この曲、ジュディマリとしても急な依頼でした。突然、アニメのタイアップ曲を「2日で作れ」と無茶な依頼があり、どんな内容のアニメかもわからないままだったといいます。YUKIさんもとりあえず『キャンディ・キャンディ』をヒントに詞を書き、完成したのが「そばかす」なのでした。
作品内容に合ってないのは「大人の都合」によるものでした。ところが、なぜか『るろうに剣心』の主題歌として、どこか切ないYUKIさんの歌声が、原作がもつ血生臭い緊張感に優しい膨らみをもたらしてくれたのです。はっきり言って、最高の主題歌です。
さて、そんなアニメ『るろうに剣心』の2代目主題歌に抜擢されたのがシンガーソングライター川本真琴さんの「1/2」でした。だからなぜなのか。
ジャカジャカと駆け出すようなアコギのイントロから、川本真琴さんの弾む歌声で「背中に耳をぴっとつけて 抱きしめた」と始まります。その時のオープニング映像は雪のなか、ひとり立つ剣心の後ろ姿であり、その後も曲後半の「愛してる 愛してる」の箇所で強敵、四乃森蒼紫の顔がアップになるのです。こちらも、計測不能のミスマッチです。
なのになぜかキャラクターの深層心理のようにも思えてくるから不思議です。歌詞ではなく、「音」と「映像」のタイミングが完璧という点も大きいのかもしれません。
そして嬉しいことに、2023年から『るろうに剣心』が再びアニメ化されました。
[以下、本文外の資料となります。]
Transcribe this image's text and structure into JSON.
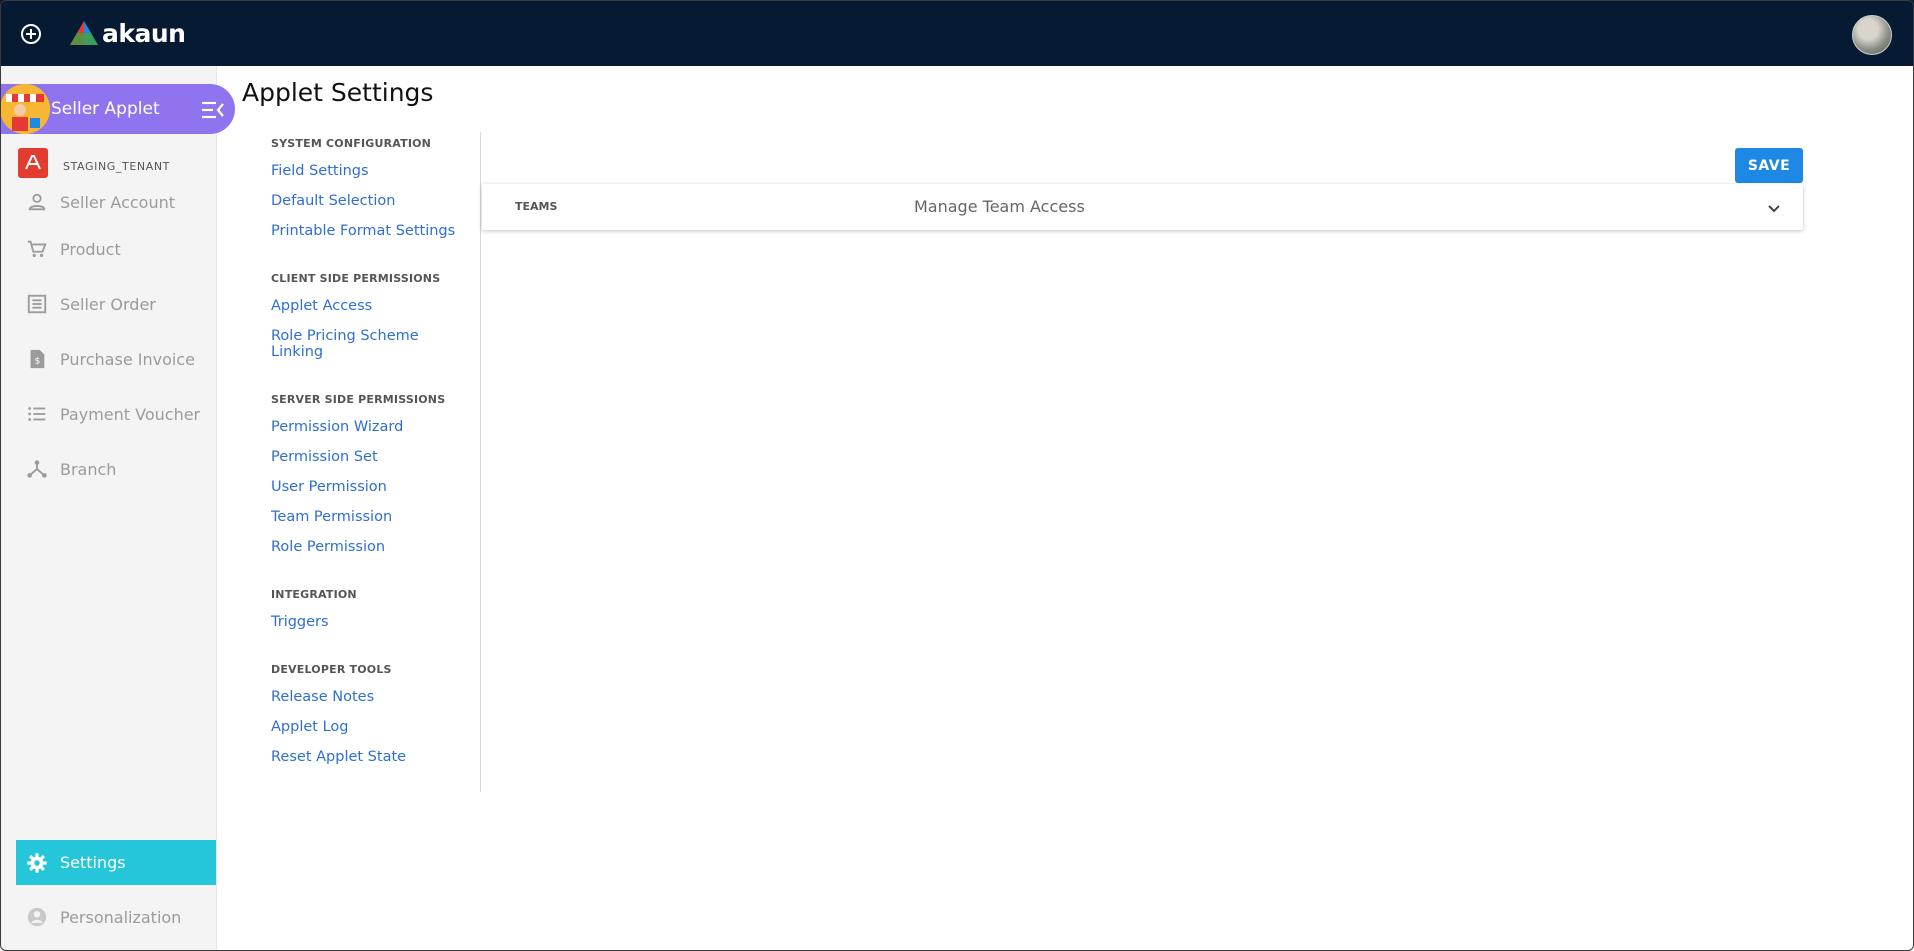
{
  "app": {
    "logo_text": "akaun",
    "applet_title": "Seller Applet",
    "tenant": "STAGING_TENANT"
  },
  "sidebar": {
    "items": [
      {
        "label": "Seller Account",
        "icon": "person-icon"
      },
      {
        "label": "Product",
        "icon": "cart-icon"
      },
      {
        "label": "Seller Order",
        "icon": "list-box-icon"
      },
      {
        "label": "Purchase Invoice",
        "icon": "invoice-icon"
      },
      {
        "label": "Payment Voucher",
        "icon": "list-icon"
      },
      {
        "label": "Branch",
        "icon": "branch-icon"
      }
    ],
    "settings_label": "Settings",
    "personalization_label": "Personalization"
  },
  "page": {
    "title": "Applet Settings",
    "save_label": "SAVE"
  },
  "settings_nav": [
    {
      "title": "SYSTEM CONFIGURATION",
      "links": [
        "Field Settings",
        "Default Selection",
        "Printable Format Settings"
      ]
    },
    {
      "title": "CLIENT SIDE PERMISSIONS",
      "links": [
        "Applet Access",
        "Role Pricing Scheme Linking"
      ]
    },
    {
      "title": "SERVER SIDE PERMISSIONS",
      "links": [
        "Permission Wizard",
        "Permission Set",
        "User Permission",
        "Team Permission",
        "Role Permission"
      ]
    },
    {
      "title": "INTEGRATION",
      "links": [
        "Triggers"
      ]
    },
    {
      "title": "DEVELOPER TOOLS",
      "links": [
        "Release Notes",
        "Applet Log",
        "Reset Applet State"
      ]
    }
  ],
  "panel": {
    "label": "TEAMS",
    "description": "Manage Team Access"
  },
  "colors": {
    "topbar": "#061a33",
    "applet_header": "#8f73ef",
    "settings_active": "#26c6da",
    "link": "#2e6fd0",
    "save_button": "#1e88e5"
  }
}
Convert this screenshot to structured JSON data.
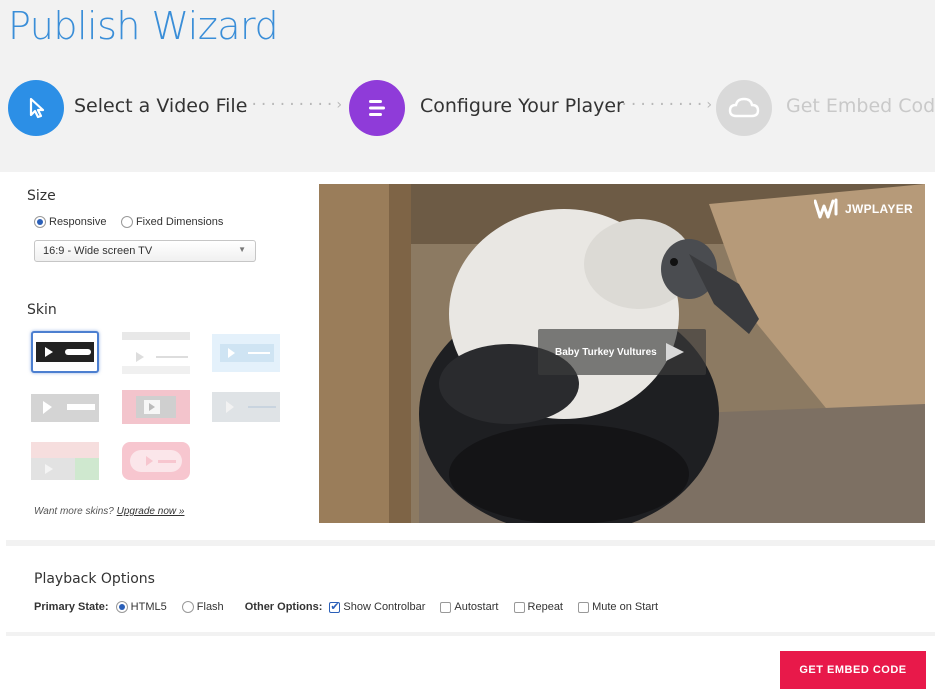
{
  "header": {
    "title": "Publish Wizard",
    "steps": [
      {
        "label": "Select a Video File",
        "icon": "cursor-icon",
        "color": "#2c8fe6",
        "state": "done"
      },
      {
        "label": "Configure Your Player",
        "icon": "list-icon",
        "color": "#8f3bd9",
        "state": "active"
      },
      {
        "label": "Get Embed Code",
        "icon": "cloud-icon",
        "color": "#d9d9d9",
        "state": "upcoming"
      }
    ],
    "separator": "·········›"
  },
  "size": {
    "title": "Size",
    "options": [
      {
        "label": "Responsive",
        "selected": true
      },
      {
        "label": "Fixed Dimensions",
        "selected": false
      }
    ],
    "aspect_value": "16:9 - Wide screen TV"
  },
  "skin": {
    "title": "Skin",
    "selected_index": 0,
    "upsell_text": "Want more skins?",
    "upsell_link": "Upgrade now »"
  },
  "player": {
    "video_title": "Baby Turkey Vultures",
    "logo_text": "JWPLAYER"
  },
  "playback": {
    "title": "Playback Options",
    "primary_state_label": "Primary State:",
    "primary_options": [
      {
        "label": "HTML5",
        "selected": true
      },
      {
        "label": "Flash",
        "selected": false
      }
    ],
    "other_options_label": "Other Options:",
    "other_options": [
      {
        "label": "Show Controlbar",
        "checked": true
      },
      {
        "label": "Autostart",
        "checked": false
      },
      {
        "label": "Repeat",
        "checked": false
      },
      {
        "label": "Mute on Start",
        "checked": false
      }
    ]
  },
  "actions": {
    "embed_button": "GET EMBED CODE"
  },
  "colors": {
    "title_blue": "#3a8ed8",
    "accent_red": "#e8194a",
    "radio_blue": "#2a5fb8"
  }
}
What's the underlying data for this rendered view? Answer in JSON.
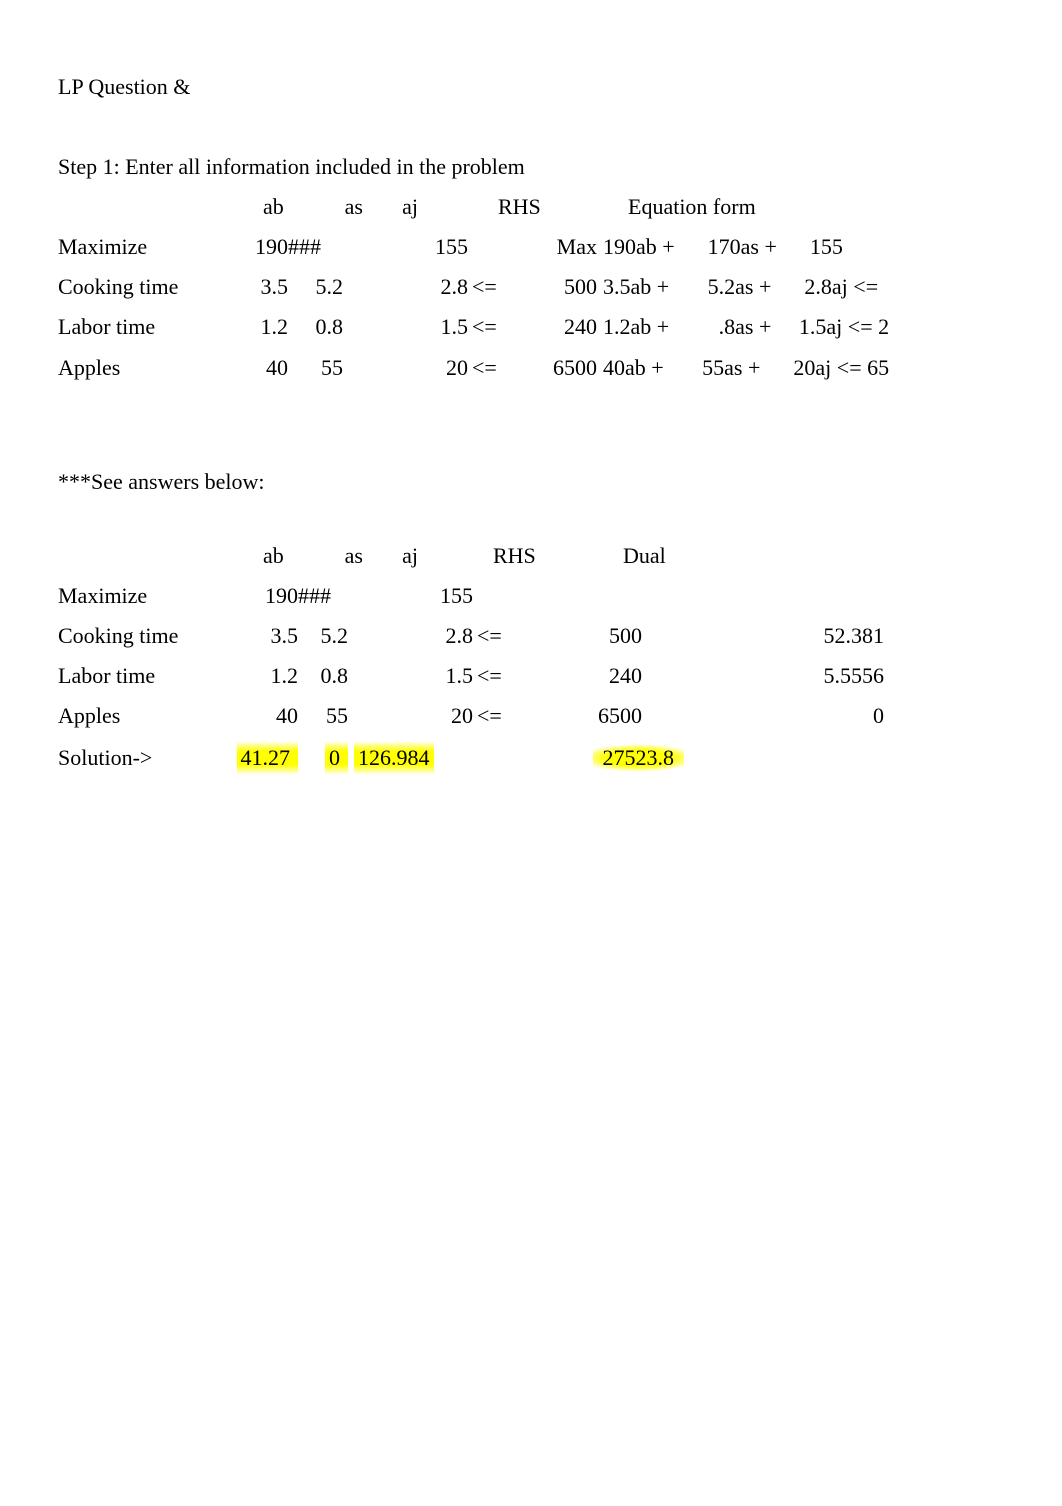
{
  "title": "LP Question &",
  "step1_heading": "Step 1: Enter all information included in the problem",
  "see_answers": "***See answers below:",
  "hdr1": {
    "ab": "ab",
    "as": "as",
    "aj": "aj",
    "rhs": "RHS",
    "eq": "Equation form"
  },
  "t1": {
    "maximize": {
      "label": "Maximize",
      "ab": "190",
      "as": "###",
      "aj": "",
      "val": "155",
      "op": "",
      "rhs": "Max",
      "eq": "190ab +      170as +      155"
    },
    "cooking": {
      "label": "Cooking time",
      "ab": "3.5",
      "as": "5.2",
      "aj": "",
      "val": "2.8",
      "op": "<=",
      "rhs": "500",
      "eq": "3.5ab +       5.2as +      2.8aj <="
    },
    "labor": {
      "label": "Labor time",
      "ab": "1.2",
      "as": "0.8",
      "aj": "",
      "val": "1.5",
      "op": "<=",
      "rhs": "240",
      "eq": "1.2ab +         .8as +     1.5aj <= 2"
    },
    "apples": {
      "label": "Apples",
      "ab": "40",
      "as": "55",
      "aj": "",
      "val": "20",
      "op": "<=",
      "rhs": "6500",
      "eq": "40ab +       55as +      20aj <= 65"
    }
  },
  "hdr2": {
    "ab": "ab",
    "as": "as",
    "aj": "aj",
    "rhs": "RHS",
    "dual": "Dual"
  },
  "t2": {
    "maximize": {
      "label": "Maximize",
      "ab": "190",
      "as": "###",
      "aj": "",
      "val": "155",
      "op": "",
      "rhs": "",
      "dual": ""
    },
    "cooking": {
      "label": "Cooking time",
      "ab": "3.5",
      "as": "5.2",
      "aj": "",
      "val": "2.8",
      "op": "<=",
      "rhs": "500",
      "dual": "52.381"
    },
    "labor": {
      "label": "Labor time",
      "ab": "1.2",
      "as": "0.8",
      "aj": "",
      "val": "1.5",
      "op": "<=",
      "rhs": "240",
      "dual": "5.5556"
    },
    "apples": {
      "label": "Apples",
      "ab": "40",
      "as": "55",
      "aj": "",
      "val": "20",
      "op": "<=",
      "rhs": "6500",
      "dual": "0"
    },
    "solution": {
      "label": "Solution->",
      "ab": "41.27",
      "as": "0",
      "aj": "126.984",
      "val": "",
      "op": "",
      "rhs": "27523.8",
      "dual": ""
    }
  },
  "chart_data": {
    "type": "table",
    "title": "LP problem coefficients and solution",
    "problem": {
      "objective": {
        "ab": 190,
        "as": null,
        "aj": 155,
        "type": "Maximize"
      },
      "constraints": [
        {
          "name": "Cooking time",
          "ab": 3.5,
          "as": 5.2,
          "aj": 2.8,
          "op": "<=",
          "rhs": 500
        },
        {
          "name": "Labor time",
          "ab": 1.2,
          "as": 0.8,
          "aj": 1.5,
          "op": "<=",
          "rhs": 240
        },
        {
          "name": "Apples",
          "ab": 40,
          "as": 55,
          "aj": 20,
          "op": "<=",
          "rhs": 6500
        }
      ]
    },
    "solution": {
      "ab": 41.27,
      "as": 0,
      "aj": 126.984,
      "objective_value": 27523.8,
      "duals": {
        "Cooking time": 52.381,
        "Labor time": 5.5556,
        "Apples": 0
      }
    }
  }
}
第1期『るろうに剣心 -明治剣客浪漫譚- 序幕東京』、注目すべき主題歌はというとYOASOBIのAyaseさん、Creepy NutsのR-指定さんが担当した『飛天』という曲です。
隅々まで組み込まれた要素から分かる通り、今は懐かしき「ミスマッチの奇跡」など期待しようがない圧倒的な完成度です。想い出はいつもキレイだけれど、それだけを期待してはならないのです。